Seine Truppe ist nach dem peinlichen Ausscheiden gegen den luxemburgischen Vertreter Düdelingen zum Europacup-Auftakt nach dem 1:2 am Dienstag zu Hause im Cup gegen den Regionalligisten Pasching neuerlich die Lachnummer Österreichs. Schmidt war trotzdem bemüht darauf hinzuweisen, dass seine Mannschaft auf dem richtigen Weg sei. "So weh diese Niederlage gegen einen unterklassigen Gegner auch tut, wir werden jetzt sicher nicht alles über den Haufen werfen", sagte der Deutsche.
"Wir haben in diesem Jahr dieses eine Spiel verloren"
Verständlich, wenn man bedenkt, dass die Cup-Pleite die erste Pflichtspiel-Niederlage der Salzburger im Jahr 2013 war, in der Meisterschaft sind sie etwa schon 15 Runden ungeschlagen. "Wir haben in diesem Jahr dieses eine Spiel verloren, deshalb ist nicht alles schlecht", betonte der 46-Jährige. Vor allem da seine Truppe in der Meisterschaft noch die Möglichkeit habe, so viele Punkte (76/Saison 2009/10) und Tore wie noch nie in der Red-Bull-Ära zu holen. "Ich bin überzeugt, dass wir auf dem richtigen Weg sind", sagte Schmidt.
Die Partie gegen Pasching wurde vom Salzburger Trainerteam noch einmal genauestens analysiert. "Ich glaube nicht, dass es an der Erfahrung liegt, wir haben ja auch Nationalspieler am Platz gehabt", erinnerte Schmidt. Allgemein verteidigte Salzburgs Coach seine Entscheidung die Startelf gegenüber der letzten Meisterschaftspartie an sieben Positionen verändert zu haben. "Die Mannschaft, die auf dem Platz war, hatte eine richtig gute Qualität. Die muss nicht nur so ein Spiel gewinnen, sondern alle Chancen haben, Meister zu werden", nahm Schmidt seine Kicker in die Pflicht.

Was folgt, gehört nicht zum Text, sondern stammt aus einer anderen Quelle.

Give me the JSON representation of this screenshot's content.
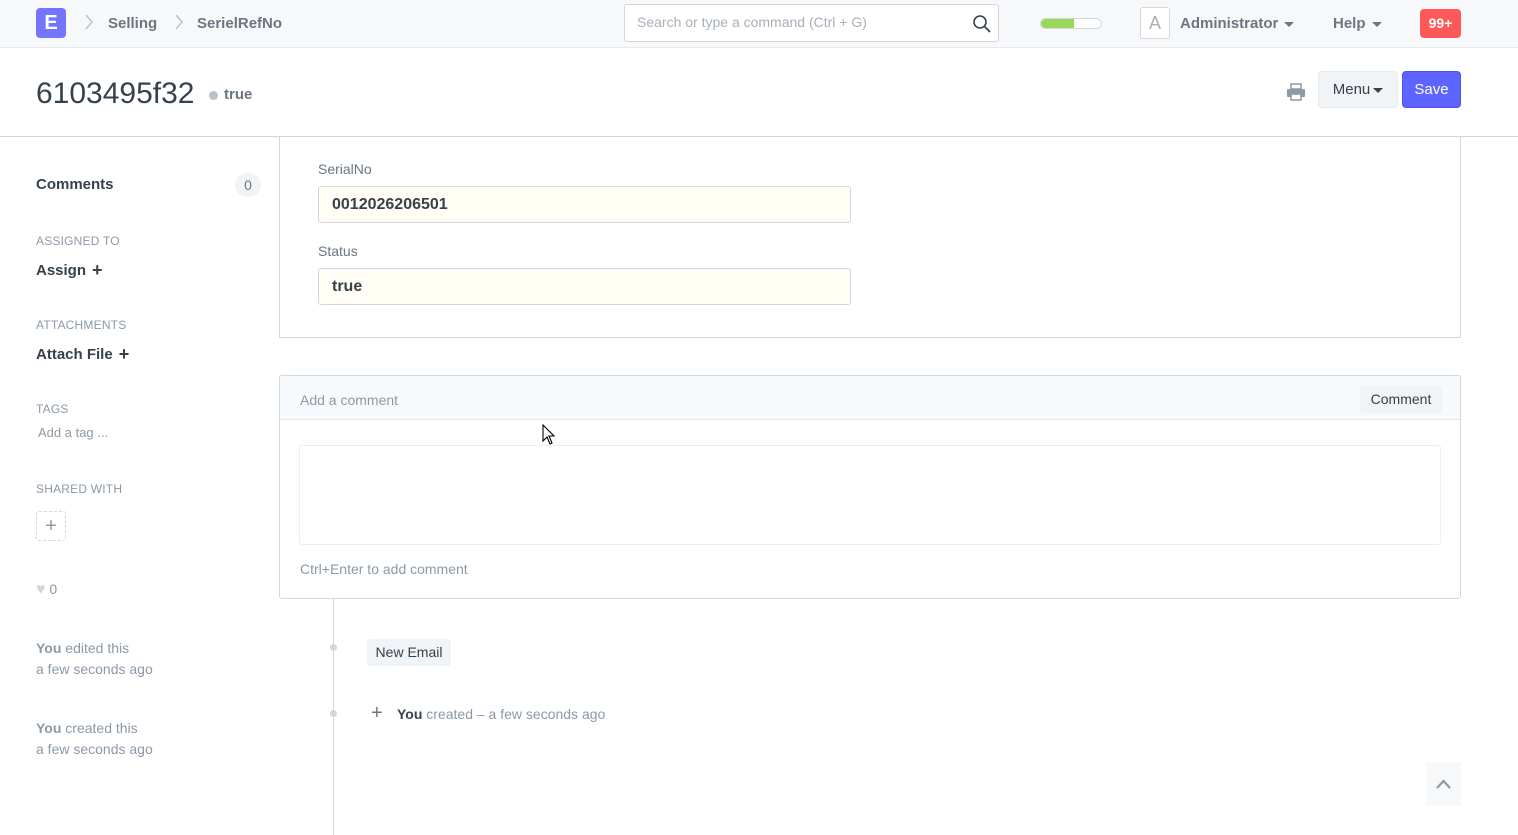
{
  "navbar": {
    "logo_letter": "E",
    "breadcrumbs": [
      "Selling",
      "SerielRefNo"
    ],
    "search_placeholder": "Search or type a command (Ctrl + G)",
    "progress_fraction": 0.55,
    "avatar_letter": "A",
    "user_label": "Administrator",
    "help_label": "Help",
    "notifications": "99+"
  },
  "page_head": {
    "title": "6103495f32",
    "status": "true",
    "menu_label": "Menu",
    "save_label": "Save"
  },
  "sidebar": {
    "comments_label": "Comments",
    "comments_count": "0",
    "assigned_to_label": "ASSIGNED TO",
    "assign_label": "Assign",
    "attachments_label": "ATTACHMENTS",
    "attach_file_label": "Attach File",
    "tags_label": "TAGS",
    "add_tag_label": "Add a tag ...",
    "shared_with_label": "SHARED WITH",
    "likes_count": "0",
    "activity": [
      {
        "who": "You",
        "action": "edited this",
        "when": "a few seconds ago"
      },
      {
        "who": "You",
        "action": "created this",
        "when": "a few seconds ago"
      }
    ]
  },
  "form": {
    "fields": [
      {
        "label": "SerialNo",
        "value": "0012026206501"
      },
      {
        "label": "Status",
        "value": "true"
      }
    ]
  },
  "comment": {
    "placeholder_label": "Add a comment",
    "button_label": "Comment",
    "hint": "Ctrl+Enter to add comment"
  },
  "timeline": {
    "new_email_label": "New Email",
    "entry_who": "You",
    "entry_text": "created – a few seconds ago"
  },
  "colors": {
    "primary": "#5e64ff",
    "logo": "#7574ff",
    "notification": "#ff5858",
    "progress": "#98d85b"
  },
  "icons": [
    "search-icon",
    "chevron-right-icon",
    "printer-icon",
    "plus-icon",
    "heart-icon",
    "chevron-up-icon"
  ]
}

"Fehlende Verantwortungsbereitschaft Grund für Niederlage"
Vor allem die Spieler aus der zweiten Reihe hätten sich mehr in den Vordergrund spielen müssen. "Die Spieler sollen, wenn sie gebraucht werden, selber den Wagen ziehen und nicht nur mitfahren", forderte Salzburgs Trainer. Die fehlende Verantwortungsbereitschaft sei ein Grund für die Niederlage gewesen. "Wenn man die klar bessere Mannschaft auf dem Platz hat und verliert, muss man schauen, woran es gelegen hat, ob man etwa noch mehr Spieler braucht, die Verantwortung übernehmen", sagte Schmidt.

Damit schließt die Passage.